Philippe Berthault wrote:
Daniel Veillard a écrit :
On Tue, Aug 01, 2006 at 05:06:59PM +0200, Philippe Berthault wrote:
[snip]
I wonder how people are most likely to use those APIs. Building scenarios
like:
- physical CPU is to be locked to serve only VCPU N in domain D
- domain A and domain B should be served by disjoint physical CPUs sets
- monitoring
are the most common uses I would guess but I may be wrong.
First would require:
- virDomainPinVcpu I guess
Second would require:
- virDomainGetCpus and a number of calls to limit to sets :-\
The last one is likely to require getting full maps, and since it is likely
to be called frequently the cheapest the better
If people who expressed interest on the list about VCPU function could
express their principal use case it may help getting the APIs right.
About third point (monitoring): I think the virDomainGetVcpus API
isn't adequate for this purpose. It would be better to have an API (to
be defined) which give the state of all physical CPUs because it's the
hardware resources we need to monitor, not the virtual ones. The
virDomainGetVcpus API permits to obtain the relation
vcpu->physical_cpu(s) but for monitoring usage, it's not interesting.

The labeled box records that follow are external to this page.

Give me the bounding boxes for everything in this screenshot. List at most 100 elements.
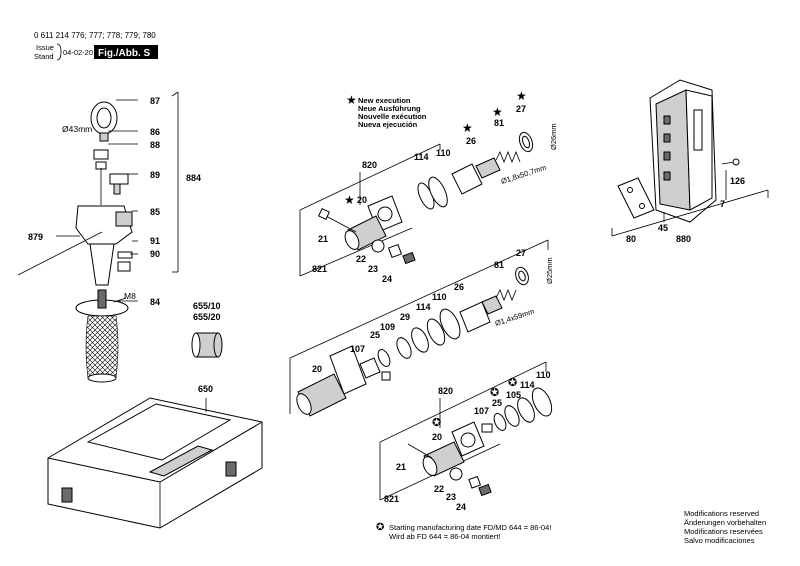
ring-29	[411, 327, 429, 353]
label-84: 84	[150, 297, 160, 307]
handle-end	[87, 373, 117, 383]
part-107-bot	[481, 423, 493, 433]
label-109: 109	[380, 322, 395, 332]
label-884: 884	[186, 173, 201, 183]
screw-24	[402, 251, 416, 265]
label-24: 24	[382, 274, 392, 284]
handle-grip	[85, 315, 119, 379]
nut-23	[387, 243, 403, 259]
dim-seal-top: Ø1,8x50,7mm	[500, 163, 548, 186]
case-handle	[148, 445, 214, 477]
label-23: 23	[368, 264, 378, 274]
case-latch-left	[61, 487, 73, 503]
legend-line-4: Nueva ejecución	[358, 120, 418, 129]
clip-small	[381, 371, 391, 381]
label-655-20: 655/20	[193, 312, 221, 322]
label-126: 126	[730, 176, 745, 186]
label-820-bot: 820	[438, 386, 453, 396]
label-27-mid: 27	[516, 248, 526, 258]
label-45: 45	[658, 223, 668, 233]
label-81-mid: 81	[494, 260, 504, 270]
clamp-nut-85	[115, 211, 133, 227]
tool-holder-middle	[289, 239, 549, 417]
issue-label: Issue	[36, 43, 54, 52]
housing-assembly	[617, 79, 740, 223]
dim-26mm: Ø26mm	[549, 123, 558, 150]
bolt-21	[325, 215, 357, 233]
stand-label: Stand	[34, 52, 54, 61]
legend-line-1: New execution	[358, 96, 411, 105]
tool-holder-26-mid	[459, 301, 491, 333]
depth-stop-ring-inner	[96, 107, 112, 129]
figure-label: Fig./Abb. S	[98, 48, 151, 59]
bracket	[56, 43, 62, 61]
label-26: 26	[466, 136, 476, 146]
label-114-bot: 114	[520, 380, 535, 390]
depth-gauge-rod	[17, 231, 103, 276]
label-89: 89	[150, 170, 160, 180]
o-ring-114-bot	[517, 397, 535, 423]
dim-25mm: Ø25mm	[545, 257, 554, 284]
label-114: 114	[414, 152, 429, 162]
nut-90	[117, 261, 131, 272]
o-ring-114-mid	[426, 318, 446, 346]
label-107-bot: 107	[474, 406, 489, 416]
tool-holder-top-labels: 820 114 110 ★ 26 ★ 81 ★ 27 ★ 20 21 821 2…	[312, 89, 558, 284]
star-icon: ★	[462, 121, 473, 135]
label-91: 91	[150, 236, 160, 246]
label-105: 105	[506, 390, 521, 400]
spring-81	[495, 150, 521, 164]
wing-screw	[109, 173, 129, 185]
label-22-bot: 22	[434, 484, 444, 494]
modifications-line-4: Salvo modificaciones	[684, 536, 755, 545]
o-ring-110	[428, 176, 448, 208]
case-latch-right	[225, 461, 237, 477]
label-87: 87	[150, 96, 160, 106]
housing-front	[655, 89, 691, 211]
label-20-mid: 20	[312, 364, 322, 374]
label-20: 20	[357, 195, 367, 205]
washer-22-bot	[449, 467, 463, 481]
tool-holder-top	[299, 131, 534, 277]
star-icon: ★	[346, 93, 357, 107]
label-23-bot: 23	[446, 492, 456, 502]
label-7: 7	[720, 199, 725, 209]
tool-holder-26	[451, 163, 483, 195]
handle-neck	[89, 243, 115, 286]
modifications-line-2: Änderungen vorbehalten	[684, 518, 766, 527]
legend: ★ New execution Neue Ausführung Nouvelle…	[346, 93, 427, 129]
star-circle-icon: ✪	[490, 387, 499, 399]
clip-88	[95, 161, 107, 170]
label-114-mid: 114	[416, 302, 431, 312]
footnote: ✪ Starting manufacturing date FD/MD 644 …	[376, 522, 551, 541]
screw-126	[721, 161, 735, 165]
footnote-line-2: Wird ab FD 644 = 86-04 montiert!	[389, 532, 501, 541]
washer-91	[117, 251, 133, 259]
label-27: 27	[516, 104, 526, 114]
carrying-case: 650	[47, 384, 263, 529]
modifications-line-1: Modifications reserved	[684, 509, 759, 518]
label-879: 879	[28, 232, 43, 242]
dim-43mm: Ø43mm	[62, 124, 92, 134]
label-821: 821	[312, 264, 327, 274]
handle-assembly	[17, 101, 133, 383]
handle-screw-m8	[97, 289, 107, 309]
part-107	[359, 357, 381, 379]
flange-plate-20-mid	[329, 345, 367, 395]
ring-105	[504, 405, 520, 427]
modifications-line-3: Modifications reservées	[684, 527, 763, 536]
label-25-bot: 25	[492, 398, 502, 408]
case-lid-panel	[86, 403, 232, 461]
header-block: 0 611 214 776; 777; 778; 779; 780 Issue …	[34, 31, 158, 61]
part-numbers: 0 611 214 776; 777; 778; 779; 780	[34, 31, 156, 40]
washer-22	[371, 239, 385, 253]
label-25-mid: 25	[370, 330, 380, 340]
handle-labels: 87 Ø43mm 86 88 89 884 85 879 91 90 M8 84	[28, 96, 201, 307]
label-880: 880	[676, 234, 691, 244]
housing-callouts	[611, 170, 769, 237]
label-820: 820	[362, 160, 377, 170]
dim-m8: M8	[124, 291, 136, 301]
spring-81-mid	[495, 288, 517, 302]
label-81: 81	[494, 118, 504, 128]
label-110: 110	[436, 148, 451, 158]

It would be better to have an API which give the reverse relation :
physical_cpu->vpcu(s) independently of domains and give the physical
CPU usage. With the virDomainGetVcpus API, it's impossible to
determine if a physical cpu is underused or overused and it's this
information we need to know for monitoring and for load-balancing.
I agree and do not see a monitoring use case for these APIs, only
setting/getting configuration. Perhaps we need more host-side entry
points, for monitoring host resources?